ARTIIKEL TENTANG MAHASSISWA
Mahasiswa Dalam Pandangan Mahasiswa Dan Psikologi
(by: Rohman Afandi)

Anda Mahasiswa? Apakah anda paham dibalik sebutan Mahasiswa itu?
Mahasiswa? Mahasiswa dan gerakannya sudah lama menjadi pokok bahasan bagi hampir semua kalangan masyarakat, terutama dalam konteks kepekaannya dalam merespon permasalahan-permasalahan sosial politik yang terjadi dan berkembang di tengah masyarakat.
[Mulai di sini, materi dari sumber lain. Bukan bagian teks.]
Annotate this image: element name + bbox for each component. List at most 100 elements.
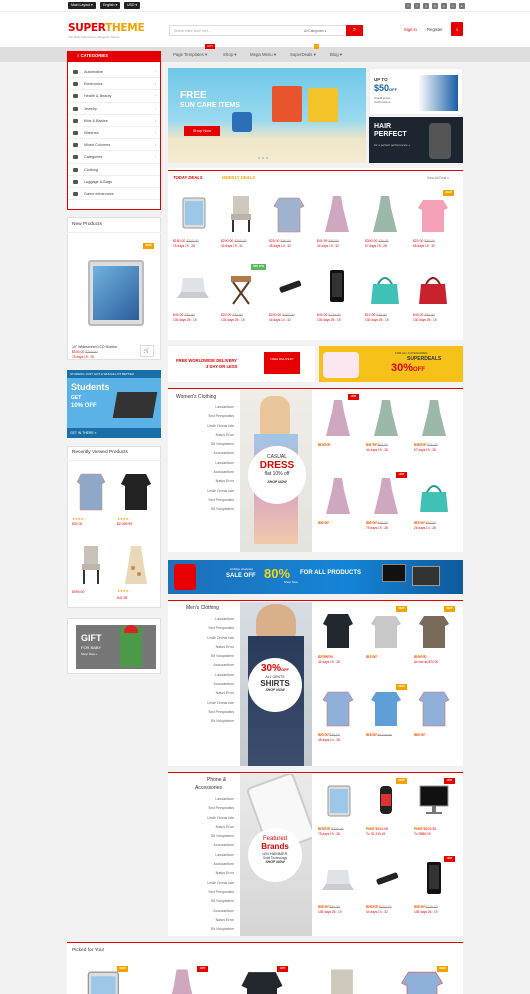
category-item[interactable]: Mixed Columns › [68,139,160,152]
subcategory-link[interactable]: Sit Voluptatem [172,654,234,663]
product-image[interactable] [221,192,261,236]
nav-mega-menu[interactable]: Mega Menu ▾ [250,52,276,58]
product-image[interactable] [318,608,358,652]
product-image[interactable] [413,266,453,310]
product-image[interactable] [173,192,213,236]
category-item[interactable]: Game electronics [68,188,160,201]
product-image[interactable] [318,858,358,902]
product-image[interactable] [117,466,155,514]
hero-shop-button[interactable]: Shop Now [184,126,220,136]
subcategory-link[interactable]: Accusantium [172,451,234,460]
product-image[interactable] [366,780,406,824]
product-image[interactable] [117,540,155,588]
dress-banner[interactable]: CASUAL DRESS flat 10% off SHOP NOW [240,390,312,552]
category-item[interactable]: Luggage & Bags [68,176,160,188]
category-item[interactable]: Clothing [68,164,160,176]
subcategory-link[interactable]: Sed Perspiciatis [172,498,234,507]
nav-shop[interactable]: Shop ▾ [223,52,236,58]
category-item[interactable]: Kids & Babies › [68,115,160,127]
search-input[interactable]: Search entire store here... [174,29,211,33]
hero-banner[interactable]: FREE SUN CARE ITEMS Shop Now [168,68,366,163]
subcategory-link[interactable]: Unde Omnis Iste [172,636,234,645]
subcategory-link[interactable]: Laudantium [172,673,234,682]
subcategory-link[interactable]: Natus Error [172,691,234,700]
subcategory-link[interactable]: Sit Voluptatem [172,899,234,908]
product-image[interactable] [317,266,357,310]
category-item[interactable]: Automotive › [68,66,160,79]
subcategory-link[interactable]: Sit Voluptatem [172,834,234,843]
product-image[interactable] [366,396,406,440]
product-image[interactable] [269,266,309,310]
language-select[interactable]: English ▾ [100,2,121,9]
gift-cta[interactable]: Shop Now » [81,652,97,656]
googleplus-icon[interactable]: g [423,3,429,9]
subcategory-link[interactable]: Natus Error [172,645,234,654]
product-image[interactable] [269,192,309,236]
subcategory-link[interactable]: Unde Omnis Iste [172,701,234,710]
nav-superdeals[interactable]: SuperDeals ▾ [290,52,316,58]
category-item[interactable]: Jewelry › [68,103,160,115]
subcategory-link[interactable]: Sit Voluptatem [172,719,234,728]
gift-banner[interactable]: GIFT FOR BABY Shop Now » [67,618,161,674]
product-image[interactable] [365,192,405,236]
subcategory-link[interactable]: Natus Error [172,825,234,834]
pinterest-icon[interactable]: p [441,3,447,9]
student-banner[interactable]: STUDENG JUST GOT A WHOLE LOT BETTER Stud… [67,370,161,438]
subcategory-link[interactable]: Sed Perspiciatis [172,414,234,423]
subcategory-link[interactable]: Sit Voluptatem [172,507,234,516]
facebook-icon[interactable]: f [405,3,411,9]
subcategory-link[interactable]: Laudantium [172,405,234,414]
product-image[interactable] [366,858,406,902]
product-image[interactable] [318,686,358,730]
product-image[interactable] [317,192,357,236]
subcategory-link[interactable]: Laudantium [172,797,234,806]
delivery-banner[interactable]: FREE WORLDWIDE DELIVERY 3 DAY OR LESS FR… [168,346,315,382]
subcategory-link[interactable]: Natus Error [172,433,234,442]
subcategory-link[interactable]: Sit Voluptatem [172,927,234,936]
oralb-promo[interactable]: UP TO $50OFF Oral-B power toothbrushes [369,68,463,115]
subcategory-link[interactable]: Laudantium [172,853,234,862]
tab-weekly-deals[interactable]: WEEKLY DEALS [222,175,255,180]
product-image[interactable] [318,780,358,824]
product-name[interactable]: 19" Widescreen LCD Monitor [72,345,117,349]
subcategory-link[interactable]: Accusantium [172,682,234,691]
layout-select[interactable]: Main Layout ▾ [68,2,96,9]
subcategory-link[interactable]: Unde Omnis Iste [172,489,234,498]
rss-icon[interactable]: ≈ [450,3,456,9]
category-item[interactable]: Health & Beauty › [68,90,160,103]
categories-header[interactable]: ≡ CATEGORIES [67,51,161,61]
twitter-icon[interactable]: t [414,3,420,9]
product-image[interactable] [366,686,406,730]
subcategory-link[interactable]: Natus Error [172,871,234,880]
product-image[interactable] [318,474,358,518]
shirts-banner[interactable]: 30%OFF ALL GENTS SHIRTS SHOP NOW [240,602,312,766]
register-link[interactable]: Register [427,27,443,32]
tab-today-deals[interactable]: TODAY DEALS [173,175,203,180]
subcategory-link[interactable]: Sed Perspiciatis [172,710,234,719]
subcategory-link[interactable]: Sit Voluptatem [172,442,234,451]
subcategory-link[interactable]: Sed Perspiciatis [172,890,234,899]
product-image[interactable] [414,474,454,518]
subcategory-link[interactable]: Accusantium [172,909,234,918]
product-image[interactable] [413,192,453,236]
view-all-deals-link[interactable]: View All Deal » [427,176,449,180]
subcategory-link[interactable]: Laudantium [172,617,234,626]
product-image[interactable] [72,466,110,514]
holiday-shop[interactable]: Shop Now [284,580,298,584]
product-image[interactable] [221,266,261,310]
nav-blog[interactable]: Blog ▾ [330,52,342,58]
signin-link[interactable]: Sign in [404,27,417,32]
product-image[interactable] [414,608,454,652]
product-image[interactable] [414,396,454,440]
product-image[interactable] [414,686,454,730]
youtube-icon[interactable]: ▸ [459,3,465,9]
product-image[interactable] [365,266,405,310]
product-image[interactable] [414,780,454,824]
subcategory-link[interactable]: Accusantium [172,470,234,479]
subcategory-link[interactable]: Accusantium [172,663,234,672]
subcategory-link[interactable]: Sed Perspiciatis [172,806,234,815]
subcategory-link[interactable]: Accusantium [172,862,234,871]
superdeals-banner[interactable]: FOR ALL CATEGORIES SUPERDEALS 30%OFF [319,346,463,382]
search-category-select[interactable]: All Categories ▾ [304,29,326,33]
holiday-banner[interactable]: Holiday shopping SALE OFF 80% FOR ALL PR… [168,560,463,594]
Bahkan, bisa dikatakan bahwa gerakan mahasiswa seakan tidak pernah absen dalam menanggapi setiap upaya penghilangan atau penghapusan kegiatan politik yang dilakukan oleh sekelompok penguasa. Terlebih lagi, ketika maraknya praktek-praktek ketidak adilan, pembodohan, dan penindasan terhadap rakyat kecil atas hak-hak yang seharusnya menjadi miliknya. Kehadiran gerakan mahasiswa yang menjembatani aspirasi rakyat dalam situasi yang demikian itu memang sangat dibutuhkan sebagai upaya pemberdayaan kesadaran politik rakyat dan pembelaan atas konflik-konflik yang terjadi pada penguasa. Pembelaan yang dilakukan lebih ditujukan pada upaya penguatan suara rakyat maupun tuntutan-tuntutan atas konflik yang terjadi menjadi lebih signifikan. Namun kali ini penulis tidak akan membahas tentang gerakan mahasiswa, tapi lebih pada pemahaman terhadap sebutan mahasiswa itu sendiri menurut pandangan mahasiswa dan Psikologi.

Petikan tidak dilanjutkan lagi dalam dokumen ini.